Macedo is a former street preacher and lottery worker who built the UCKG into a billion-dollar church-media juggernaut over the last four decades, according to The New Republic. He holds a 49-percent stake in a private Brazilian bank, Banco Renner, as well as a growing media empire, Rede Record, whose properties include Brazil’s No. 2 television network, which the 74 year old effectively used to help elect Brazil’s first Evangelical President, Jair Bolsonaro, in October 2018.
“I will tell you something that is strong, but for you to know. When we went outside, in the United States, I said, 'You're going to high school,' which is high school, 'you're not going to college.' Esther, [my wife], supported me, but the relatives found it absurd,” Macedo said in recently recorded speech, according to a translated report from Hora Meia.

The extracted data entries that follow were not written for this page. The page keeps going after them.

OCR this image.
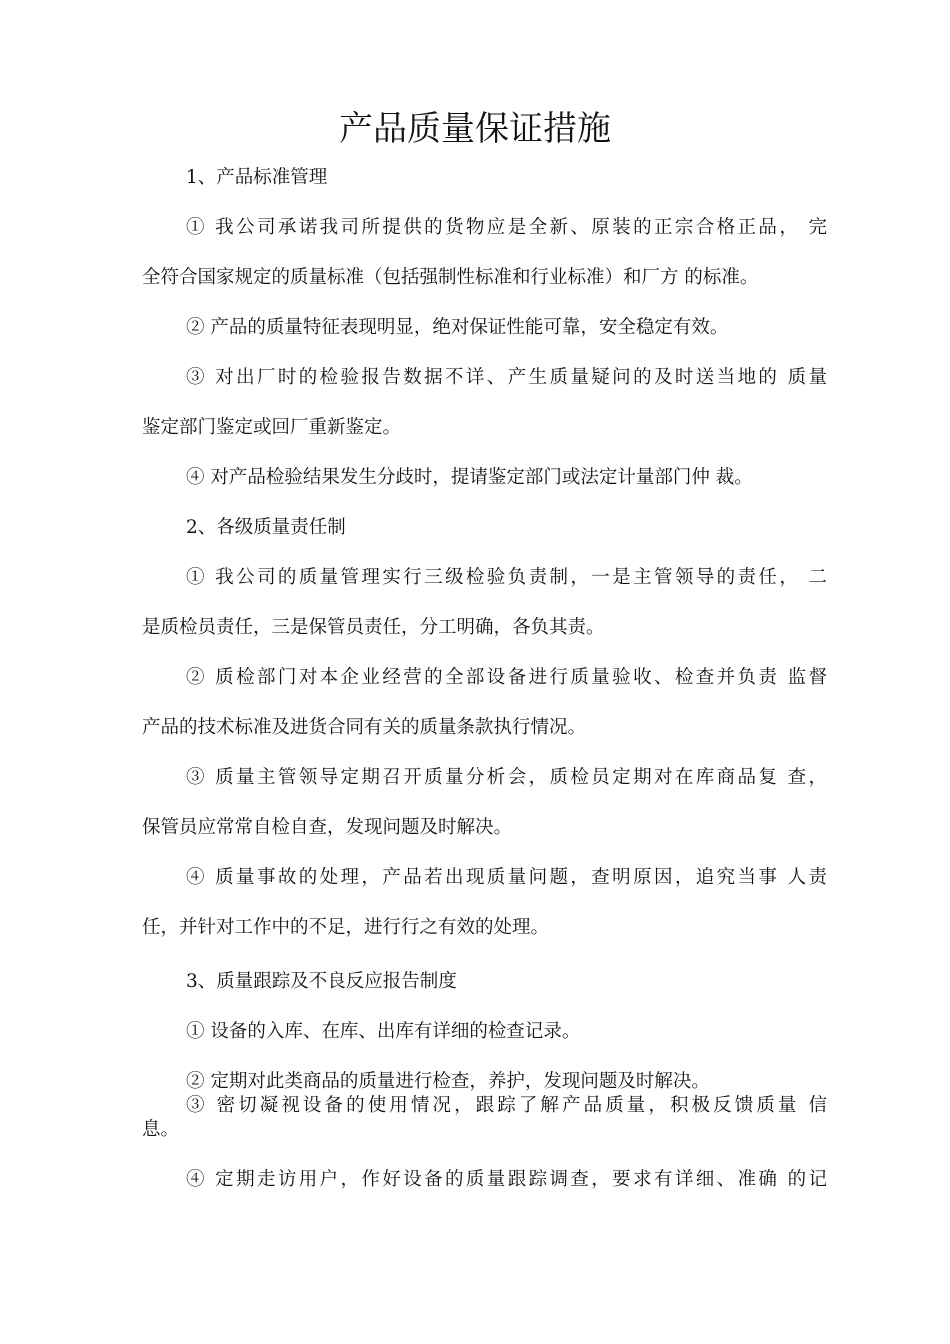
产品质量保证措施
1、产品标准管理
① 我公司承诺我司所提供的货物应是全新、原装的正宗合格正品， 完
全符合国家规定的质量标准（包括强制性标准和行业标准）和厂方 的标准。
② 产品的质量特征表现明显，绝对保证性能可靠，安全稳定有效。
③ 对出厂时的检验报告数据不详、产生质量疑问的及时送当地的 质量
鉴定部门鉴定或回厂重新鉴定。
④ 对产品检验结果发生分歧时，提请鉴定部门或法定计量部门仲 裁。
2、各级质量责任制
① 我公司的质量管理实行三级检验负责制，一是主管领导的责任， 二
是质检员责任，三是保管员责任，分工明确，各负其责。
② 质检部门对本企业经营的全部设备进行质量验收、检查并负责 监督
产品的技术标准及进货合同有关的质量条款执行情况。
③ 质量主管领导定期召开质量分析会，质检员定期对在库商品复 查，
保管员应常常自检自查，发现问题及时解决。
④ 质量事故的处理，产品若出现质量问题，查明原因，追究当事 人责
任，并针对工作中的不足，进行行之有效的处理。
3、质量跟踪及不良反应报告制度
① 设备的入库、在库、出库有详细的检查记录。
② 定期对此类商品的质量进行检查，养护，发现问题及时解决。
③ 密切凝视设备的使用情况，跟踪了解产品质量，积极反馈质量 信
息。
④ 定期走访用户，作好设备的质量跟踪调查，要求有详细、准确 的记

“Why don't you go to college? Because if you graduate from a particular profession, you will serve yourself, you will work for yourself. But I don't want that, you came to serve God, I want you to serve God. Do you understand what I am talking about? I am not against you studying and graduating, but in their (daughters’) case, I did not create them to serve themselves, I created them to serve you. ”
Macedo said if his daughters, Cristiane and Viviane, attended college it would be too problematic.
“If Cristiane were a doctor and had a high degree of knowledge and met a boy who had a low degree of knowledge, he would not be the head. She would be the head,” he said.
In his speech, Macedo reportedly suggested, according to another translation from Hypeness, that a woman’s happiness is only possible through submission to a man. Sending his daughters to college does not help them to submit.
"What is taught is, 'My daughter, you will never be subject to [a] man.' OK, so you won't be subject without happiness. Because there is no family, there is no happiness, [being] the woman head and the man body. So much so that there are intelligent women who can't find their heads. How [does] a person who has a head up there submit to a person who is [down] here? ” he posited.
While Macedo’s views are frowned upon in many parts of the western world, The Christian Post recently reported that women in America are facing a significant shortage of highly educated “economically attractive” unmarried men who earn at least $53,000 and have a college degree.
Researchers Daniel T. Lichter of Cornell University, Joseph P. Price of Brigham Young University, and Jeffrey M. Swigert of Southern Utah University concluded in their study, Mismatches in the Marriage Market, published this month in the Journal of Family and Marriage, that the situation could result in unmarried women remaining unmarried or marrying less well-suited partners which can be a recipe for divorce.